Im Sternbild Jungfrau kann man bei klarem, dunklem Himmel mit einem Teleskop von 8 Zoll Öffnung zahlreiche Galaxien beobachten. Viele dieser lichtschwachen Objekte wurden bereits im 18. Jahrhundert mit kleinen Fernrohren entdeckt. Die meisten liegen am Himmel im Dreieck zwischen Vindemiatrix, Zaniah (Eta Virginis) und Denebola (Beta Leonis). Bei guten Bedingungen ist die mit 8,5m hellste Galaxie des Sternbilds, M49, schon im kleinen Fernglas zu sehen.
Weitere helle Galaxien sind M58, M59, M60, M61, M84, M86, M87, M88, M89, M89, M90, NGC 4526, NGC 4535, NGC 4636, NGC 4753. Diese Galaxien gehören zum Virgo-Galaxienhaufen, sie sind im Mittel ca. 60 Millionen Lichtjahre entfernt.

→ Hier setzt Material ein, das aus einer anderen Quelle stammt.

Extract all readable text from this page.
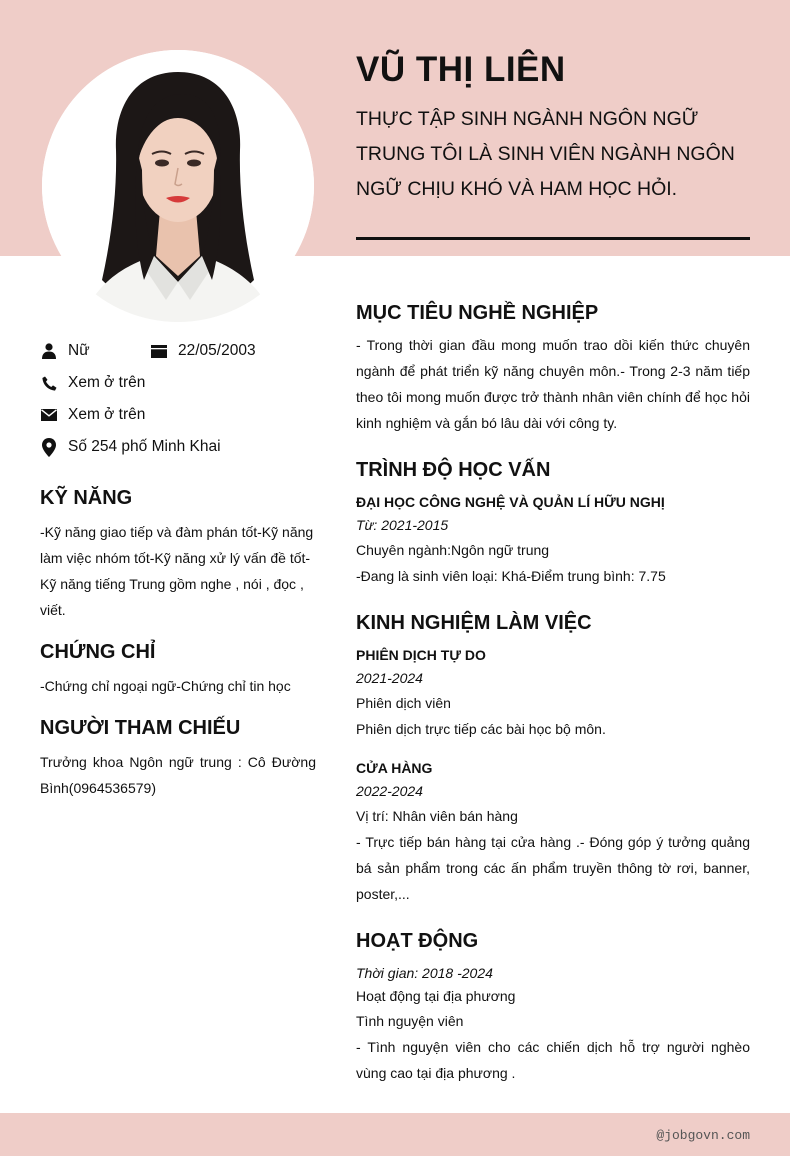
VŨ THỊ LIÊN
THỰC TẬP SINH NGÀNH NGÔN NGỮ TRUNG TÔI LÀ SINH VIÊN NGÀNH NGÔN NGỮ CHỊU KHÓ VÀ HAM HỌC HỎI.
Nữ	22/05/2003
Xem ở trên
Xem ở trên
Số 254 phố Minh Khai
KỸ NĂNG
-Kỹ năng giao tiếp và đàm phán tốt-Kỹ năng làm việc nhóm tốt-Kỹ năng xử lý vấn đề tốt-Kỹ năng tiếng Trung gồm nghe , nói , đọc , viết.
CHỨNG CHỈ
-Chứng chỉ ngoại ngữ-Chứng chỉ tin học
NGƯỜI THAM CHIẾU
Trưởng khoa Ngôn ngữ trung : Cô Đường Bình(0964536579)
MỤC TIÊU NGHỀ NGHIỆP
- Trong thời gian đầu mong muốn trao dồi kiến thức chuyên ngành để phát triển kỹ năng chuyên môn.- Trong 2-3 năm tiếp theo tôi mong muốn được trở thành nhân viên chính để học hỏi kinh nghiệm và gắn bó lâu dài với công ty.
TRÌNH ĐỘ HỌC VẤN
ĐẠI HỌC CÔNG NGHỆ VÀ QUẢN LÍ HỮU NGHỊ
Từ: 2021-2015
Chuyên ngành:Ngôn ngữ trung
-Đang là sinh viên loại: Khá-Điểm trung bình: 7.75
KINH NGHIỆM LÀM VIỆC
PHIÊN DỊCH TỰ DO
2021-2024
Phiên dịch viên
Phiên dịch trực tiếp các bài học bộ môn.
CỬA HÀNG
2022-2024
Vị trí: Nhân viên bán hàng
- Trực tiếp bán hàng tại cửa hàng .- Đóng góp ý tưởng quảng bá sản phẩm trong các ấn phẩm truyền thông tờ rơi, banner, poster,...
HOẠT ĐỘNG
Thời gian: 2018 -2024
Hoạt động tại địa phương
Tình nguyện viên
- Tình nguyện viên cho các chiến dịch hỗ trợ người nghèo vùng cao tại địa phương .
@jobgovn.com
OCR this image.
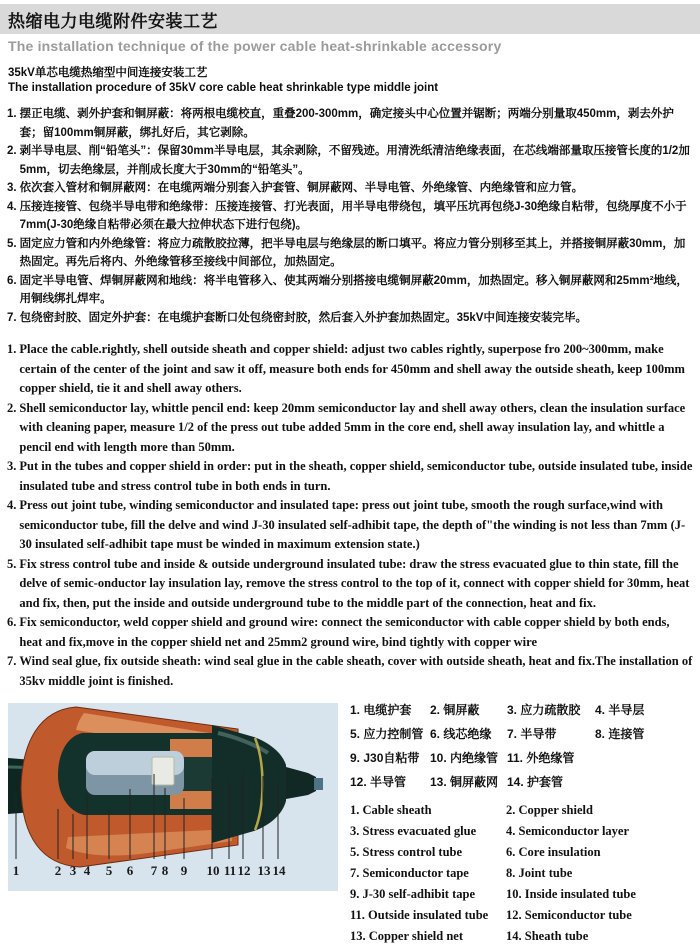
热缩电力电缆附件安装工艺
The installation technique of the power cable heat-shrinkable accessory
35kV单芯电缆热缩型中间连接安装工艺
The installation procedure of 35kV core cable heat shrinkable type middle joint
1. 摆正电缆、剥外护套和铜屏蔽：将两根电缆校直，重叠200-300mm，确定接头中心位置并锯断；两端分别量取450mm，剥去外护套；留100mm铜屏蔽，绑扎好后，其它剥除。
2. 剥半导电层、削“铅笔头”：保留30mm半导电层，其余剥除，不留残迹。用清洗纸清洁绝缘表面，在芯线端部量取压接管长度的1/2加5mm，切去绝缘层，并削成长度大于30mm的“铅笔头”。
3. 依次套入管材和铜屏蔽网：在电缆两端分别套入护套管、铜屏蔽网、半导电管、外绝缘管、内绝缘管和应力管。
4. 压接连接管、包绕半导电带和绝缘带：压接连接管、打光表面，用半导电带绕包，填平压坑再包绕J-30绝缘自粘带，包绕厚度不小于7mm(J-30绝缘自粘带必须在最大拉伸状态下进行包绕)。
5. 固定应力管和内外绝缘管：将应力疏散胶拉薄，把半导电层与绝缘层的断口填平。将应力管分别移至其上，并搭接铜屏蔽30mm，加热固定。再先后将内、外绝缘管移至接线中间部位，加热固定。
6. 固定半导电管、焊铜屏蔽网和地线：将半电管移入、使其两端分别搭接电缆铜屏蔽20mm，加热固定。移入铜屏蔽网和25mm²地线，用铜线绑扎焊牢。
7. 包绕密封胶、固定外护套：在电缆护套断口处包绕密封胶，然后套入外护套加热固定。35kV中间连接安装完毕。
1. Place the cable.rightly, shell outside sheath and copper shield: adjust two cables rightly, superpose fro 200~300mm, make certain of the center of the joint and saw it off, measure both ends for 450mm and shell away the outside sheath, keep 100mm copper shield, tie it and shell away others.
2. Shell semiconductor lay, whittle pencil end: keep 20mm semiconductor lay and shell away others, clean the insulation surface with cleaning paper, measure 1/2 of the press out tube added 5mm in the core end, shell away insulation lay, and whittle a pencil end with length more than 50mm.
3. Put in the tubes and copper shield in order: put in the sheath, copper shield, semiconductor tube, outside insulated tube, inside insulated tube and stress control tube in both ends in turn.
4. Press out joint tube, winding semiconductor and insulated tape: press out joint tube, smooth the rough surface,wind with semiconductor tube, fill the delve and wind J-30 insulated self-adhibit tape, the depth of"the winding is not less than 7mm (J-30 insulated self-adhibit tape must be winded in maximum extension state.)
5. Fix stress control tube and inside & outside underground insulated tube: draw the stress evacuated glue to thin state, fill the delve of semic-onductor lay insulation lay, remove the stress control to the top of it, connect with copper shield for 30mm, heat and fix, then, put the inside and outside underground tube to the middle part of the connection, heat and fix.
6. Fix semiconductor, weld copper shield and ground wire: connect the semiconductor with cable copper shield by both ends, heat and fix,move in the copper shield net and 25mm2 ground wire, bind tightly with copper wire
7. Wind seal glue, fix outside sheath: wind seal glue in the cable sheath, cover with outside sheath, heat and fix.The installation of 35kv middle joint is finished.
1	2 3 4 5 6 7 8 9 10 11 12 13 14
1. 电缆护套	2. 铜屏蔽	3. 应力疏散胶	4. 半导层
5. 应力控制管 6. 线芯绝缘	7. 半导带	8. 连接管
9. J30自粘带 10. 内绝缘管 11. 外绝缘管
12. 半导管	13. 铜屏蔽网 14. 护套管
1. Cable sheath	2. Copper shield
3. Stress evacuated glue	4. Semiconductor layer
5. Stress control tube	6. Core insulation
7. Semiconductor tape	8. Joint tube
9. J-30 self-adhibit tape	10. Inside insulated tube
11. Outside insulated tube	12. Semiconductor tube
13. Copper shield net	14. Sheath tube
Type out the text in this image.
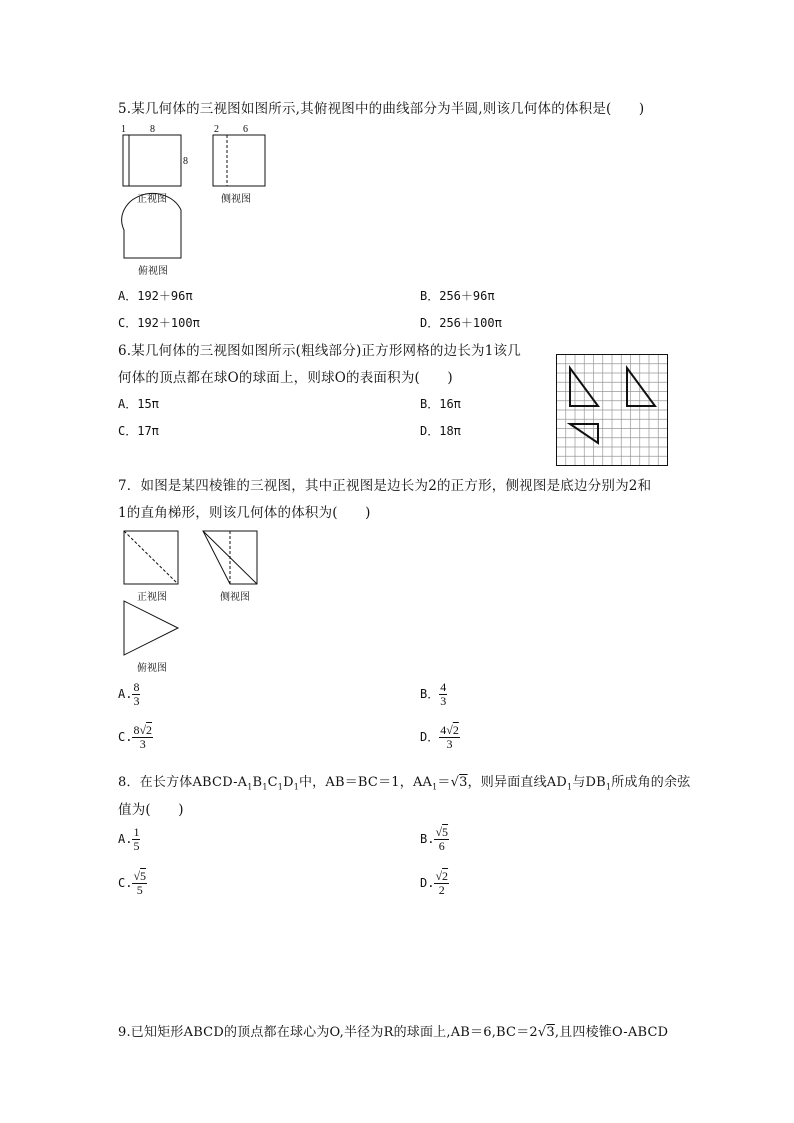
5.某几何体的三视图如图所示,其俯视图中的曲线部分为半圆,则该几何体的体积是(　　)
1 8
8
2 6
正视图	侧视图
俯视图
A．192＋96π	B．256＋96π
C．192＋100π	D．256＋100π
6.某几何体的三视图如图所示(粗线部分)正方形网格的边长为1该几
何体的顶点都在球O的球面上，则球O的表面积为(　　)
A．15π	B．16π
C．17π	D．18π
7．如图是某四棱锥的三视图，其中正视图是边长为2的正方形，侧视图是底边分别为2和
1的直角梯形，则该几何体的体积为(　　)
正视图	侧视图
俯视图
A. $\frac{8}{3}$	B． $\frac{4}{3}$
C. $\frac{8√2}{3}$	D． $\frac{4√2}{3}$
8．在长方体ABCD-$A_1B_1C_1D_1$中，AB＝BC＝1，$AA_1=√3$，则异面直线$AD_1$与$DB_1$所成角的余弦
值为(　　)
A. $\frac{1}{5}$	B. $\frac{√5}{6}$
C. $\frac{√5}{5}$	D. $\frac{√2}{2}$
9.已知矩形ABCD的顶点都在球心为O,半径为R的球面上,AB＝6,BC＝2√3,且四棱锥O-ABCD
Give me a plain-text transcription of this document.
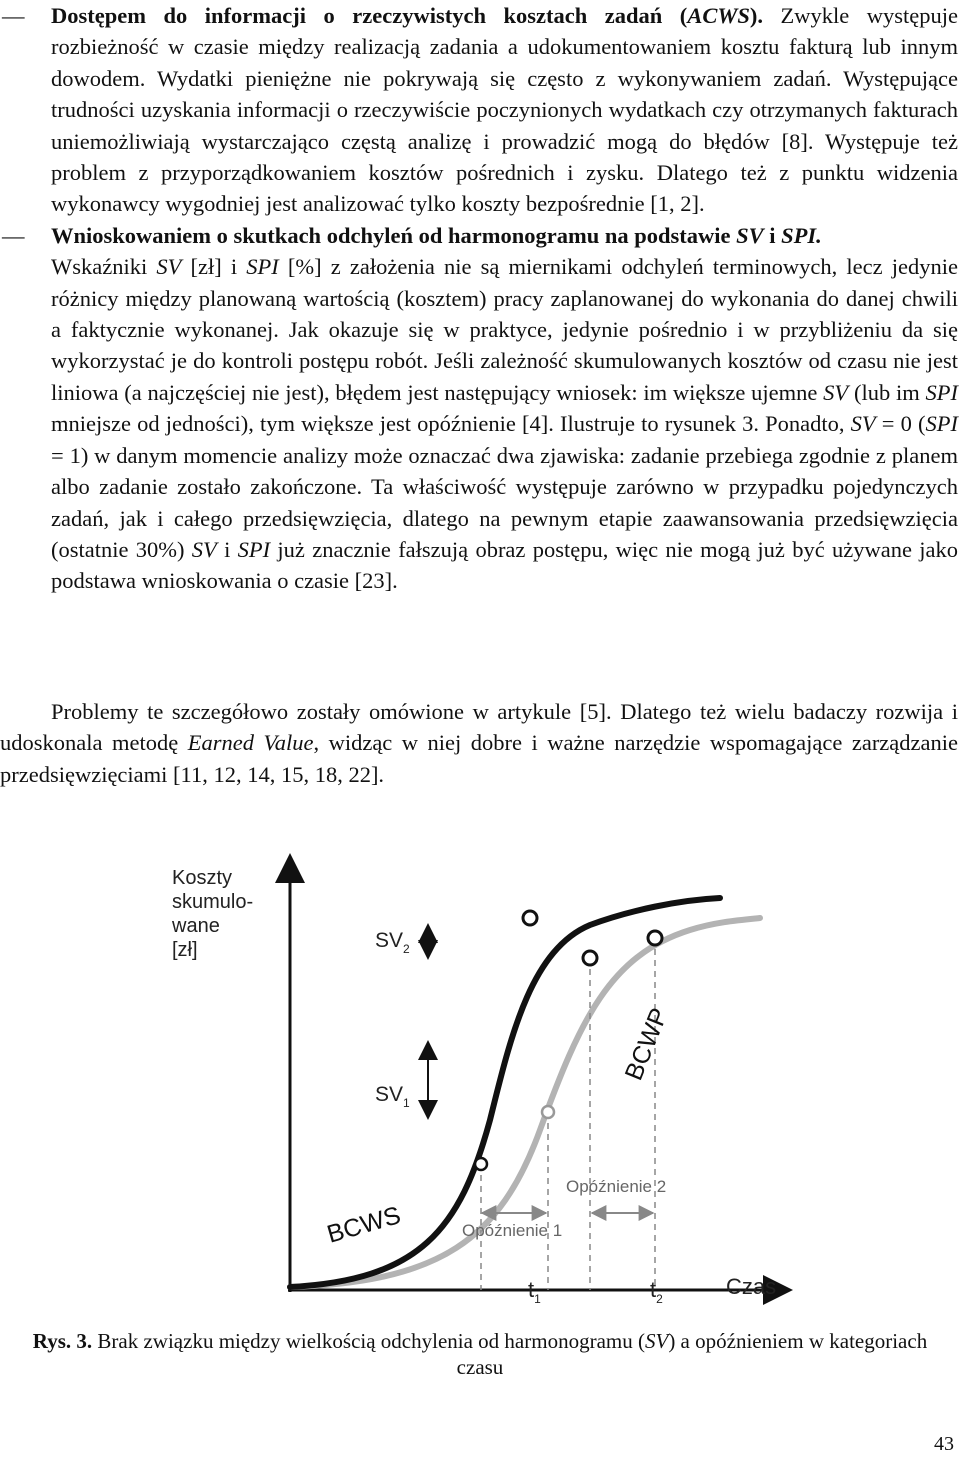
— Dostępem do informacji o rzeczywistych kosztach zadań (ACWS). Zwykle występuje rozbieżność w czasie między realizacją zadania a udokumentowaniem kosztu fakturą lub innym dowodem. Wydatki pieniężne nie pokrywają się często z wykonywaniem zadań. Występujące trudności uzyskania informacji o rzeczywiście poczynionych wydatkach czy otrzymanych fakturach uniemożliwiają wystarczająco częstą analizę i prowadzić mogą do błędów [8]. Występuje też problem z przyporządkowaniem kosztów pośrednich i zysku. Dlatego też z punktu widzenia wykonawcy wygodniej jest analizować tylko koszty bezpośrednie [1, 2].

— Wnioskowaniem o skutkach odchyleń od harmonogramu na podstawie SV i SPI.

Wskaźniki SV [zł] i SPI [%] z założenia nie są miernikami odchyleń terminowych, lecz jedynie różnicy między planowaną wartością (kosztem) pracy zaplanowanej do wykonania do danej chwili a faktycznie wykonanej. Jak okazuje się w praktyce, jedynie pośrednio i w przybliżeniu da się wykorzystać je do kontroli postępu robót. Jeśli zależność skumulowanych kosztów od czasu nie jest liniowa (a najczęściej nie jest), błędem jest następujący wniosek: im większe ujemne SV (lub im SPI mniejsze od jedności), tym większe jest opóźnienie [4]. Ilustruje to rysunek 3. Ponadto, SV = 0 (SPI = 1) w danym momencie analizy może oznaczać dwa zjawiska: zadanie przebiega zgodnie z planem albo zadanie zostało zakończone. Ta właściwość występuje zarówno w przypadku pojedynczych zadań, jak i całego przedsięwzięcia, dlatego na pewnym etapie zaawansowania przedsięwzięcia (ostatnie 30%) SV i SPI już znacznie fałszują obraz postępu, więc nie mogą już być używane jako podstawa wnioskowania o czasie [23].

Problemy te szczegółowo zostały omówione w artykule [5]. Dlatego też wielu badaczy rozwija i udoskonala metodę Earned Value, widząc w niej dobre i ważne narzędzie wspomagające zarządzanie przedsięwzięciami [11, 12, 14, 15, 18, 22].

Koszty skumulo- wane [zł]
Czas
$SV_2$
$SV_1$
Opóźnienie 1
Opóźnienie 2
BCWS
BCWP
$t_1$	$t_2$
Rys. 3. Brak związku między wielkością odchylenia od harmonogramu (SV) a opóźnieniem w kategoriach czasu
43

M87 ist eine elliptische Riesengalaxie mit ca. 3 Billionen Sonnenmassen und ist damit eine der massereichsten Galaxien, die je entdeckt wurden.
Eine weitere helle Galaxie ist M104, nahe der südlichen Grenze zum Sternbild Rabe gelegen. M104 ist 30 Millionen Lichtjahre entfernt und ist auch unter dem Namen „Sombrero-Galaxie bekannt, sie liegt ca. 10° westlich von Spica.
Das am weitesten entfernte in mittelgroßen Fernrohren erkennbare Objekt im Sternbild Jungfrau ist der Quasar 3C 273. Im Fernrohr ab 8 Zoll Öffnung ist er bei klarem, dunklem Himmel als blassblaues Pünktchen von 12,8m ca. 4° ost-südöstlich des 5m hellen Sterns 16 Virginis zu erkennen. 3C273 ist ca. 2,4 Milliarden Lichtjahre entfernt und strahlt 4,1 Billionen Mal heller als unsere Sonne.